Extremamente tenso é o momento atual! A deliberação do Supremo de impedir a prisão antes que fossem julgados todos os recursos, com a consequente soltura, entre outros, de notórias figuras publicas, além de contrariar uma difusa expectativa popular, vem alimentando um clima de confronto entre cidadãos.
A polarização ideológica, que já estava evidente, está ficando ainda mais acirrada após a apertada decisão da suprema corte. O próprio fato de a decisão ser ratificada pela vantagem mínima atesta, confirma e alimenta o debate entre os extremos. Fatores outros complicadores, como bravatas comportamentais e linguajar insultuoso, elevam ainda mais os temperamentos passionais. Nesse terreno da política, como no futebol, paixões descontroladas mais complicam que ajudam.
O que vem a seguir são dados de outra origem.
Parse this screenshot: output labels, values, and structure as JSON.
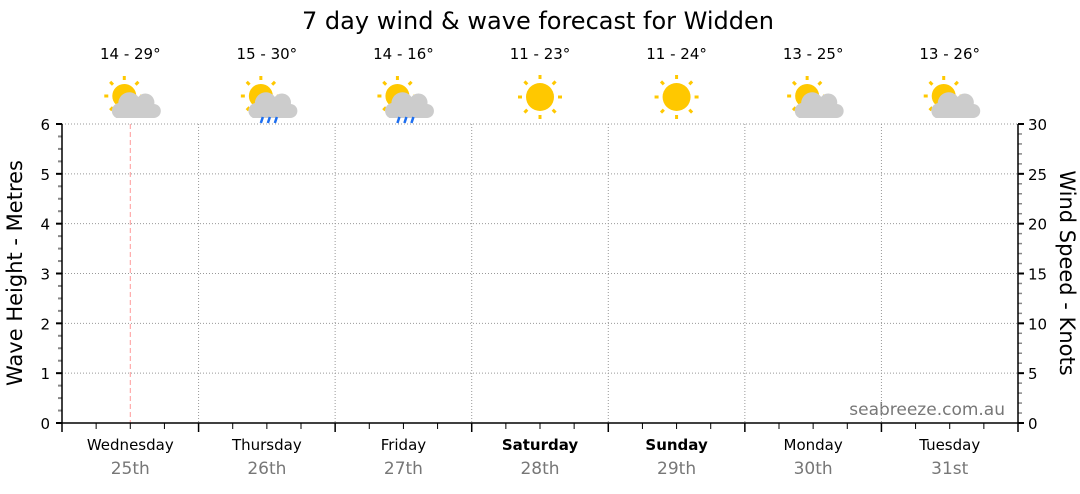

Em paralelo à situação política, nota-se, com justificada apreensão, o recrudescimento de uma mentalidade de intolerância a contaminar vários setores do convívio social. Surtos autoritários estão ficando evidentes em variados campos da vida: aumentam os casos de racismo e de intolerância diante de opções sexuais, a divisão, no campo religioso, entre segmentos renovadores e grupos tradicionalistas e a guerrilha digital que toma conta das redes sociais, multiplicando mentiras, semeando calúnias e destruindo reputações. No atual contexto polarizado, quem pensa diferente é considerado inimigo a ser sistematicamente perseguido e exemplarmente calado.
Esse difuso clima de exacerbado antagonismo, ora a contaminar também o cenário político, dificulta sobremaneira o civilizado convívio entre cidadãos. Coloca em sério risco, inclusive, o próprio sentido de democracia, que garante a pluralidade de opiniões e estimula a livre circulação de ideias. Em contextos radicalizados difícil se torna o diálogo. E quando se aborta o diálogo, diferenças costumam ser resolvidas á tapa!
E brigas, sabe-se muito bem, geram somente feridos e ressentidos! Já foi dito, aliás, que quando se recorre ao tacape é porque faltam argumentos! Emerge, nesse delicado cenário, a imperiosa contribuição que compete, precipuamente, à comunidade cristã! Inspirada e educada nos valores evangélicos, a família dos discípulos de Jesus deve sentir-se convocada a testemunhar e promover o convívio respeitoso, mesmo entre os diferentes.
Sem que se exija dos próprios integrantes que abrissem mão de suas convicções pessoais, a comunidade, quando realmente escolada nos ensinamentos do Mestre Jesus, saberá propor e demonstrar que discordantes podem, sim, conviver harmoniosamente. Não é preciso, nem saudável é, que todos pensem igual. Quem pensa diferente, refletia Dom Helder Câmara, não é meu inimigo. Ao contrário, me completa!
O cristão, moldado no pensamento de Jesus e marcado por suas atitudes, age como arauto da tolerância, do pensamento plural, da conduta compreensiva. Sem abrir mão das próprias convicções, saberá defender com sóbria firmeza as próprias preferências, mas saberá igualmente ouvir civilizadamente o pensamento oposto, analisar e debater, descartando resolutamente insultos e provocações. Banem-se os ódios. Apagam-se os ressentimentos. Suprimam-se os insultos! A hora demanda lúcidos juízos. Nada ganha o país com a divisão de seus cidadãos. A hora demanda reflexiva conduta. A hora é do cristão marcar presença!
Padre Charles Borg é vigário-geral da Diocese de Araçatuba.